I started that project that I mentioned when I introduced myself, Mead Ranger Aristocrat. This is my first attempt, and learning as I go, wish me luck.
I got it all the way down to the frame today. The bottom bracket was in great shape, I'm assuming because of the super goo I found in there, wow, ha! M27 on the crank.
I also sand blasted the clad wheels. They might take longer than the bike itself?! Maybe I'll get a "today" wheelset for Sunday bombing arounds. The sprocket has "Patent January 1, 1923" forged on it's surface.
It's got a New Departure brake.....and hub maybe? I haven't cleaned it off yet so not sure about the hub, but seemed to be working perfectly. Disassembly of that will be interesting. Maybe a GoPro to make sure I put it back together right, uh?
I found a wooden tube of graphite in the toolbox, must have been used on the chain.
I'd like to get the saddle restored if anybody's knows a place. Great looking saddle but dry rotted. I'll put some pics of the parts on tomorrow.
Regards,
C


----------



## Saving Tempest (Jan 30, 2016)

So far, so good! Good crank and bearing is good news to me. There are probably enough members here to either accomplish what you want to guide you there.


----------



## Chainring (Jan 31, 2016)

Saving Tempest said:


> So far, so good! Good crank and bearing is good news to me. There are probably enough members here to either accomplish what you want to guide you there.

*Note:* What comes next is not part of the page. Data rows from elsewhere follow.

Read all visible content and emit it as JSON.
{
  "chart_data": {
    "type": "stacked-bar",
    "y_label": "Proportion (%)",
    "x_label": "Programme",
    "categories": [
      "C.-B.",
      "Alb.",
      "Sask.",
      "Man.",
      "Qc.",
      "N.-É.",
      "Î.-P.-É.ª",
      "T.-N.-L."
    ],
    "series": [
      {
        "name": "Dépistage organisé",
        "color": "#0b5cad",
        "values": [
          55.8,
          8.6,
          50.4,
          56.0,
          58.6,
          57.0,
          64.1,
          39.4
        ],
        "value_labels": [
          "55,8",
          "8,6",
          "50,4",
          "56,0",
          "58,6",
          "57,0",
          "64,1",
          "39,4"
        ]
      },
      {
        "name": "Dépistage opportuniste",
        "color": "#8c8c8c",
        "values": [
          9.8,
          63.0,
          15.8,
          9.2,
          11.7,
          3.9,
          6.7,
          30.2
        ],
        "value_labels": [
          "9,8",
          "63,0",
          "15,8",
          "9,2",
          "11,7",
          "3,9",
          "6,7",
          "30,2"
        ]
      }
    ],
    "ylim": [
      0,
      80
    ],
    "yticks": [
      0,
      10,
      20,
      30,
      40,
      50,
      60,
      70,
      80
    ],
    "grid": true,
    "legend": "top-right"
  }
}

Thanks ST, I think you're right. Matter of fact Gary Mc just posted a great thread involving New Departure hubs in the General,..... including a schematic, lol.


----------



## Chainring (Jan 31, 2016)

Saving Tempest said:


> So far, so good! Good crank and bearing is good news to me. There are probably enough members here to either accomplish what you want to guide you there.




 My bad, the thread is in Prewar.


----------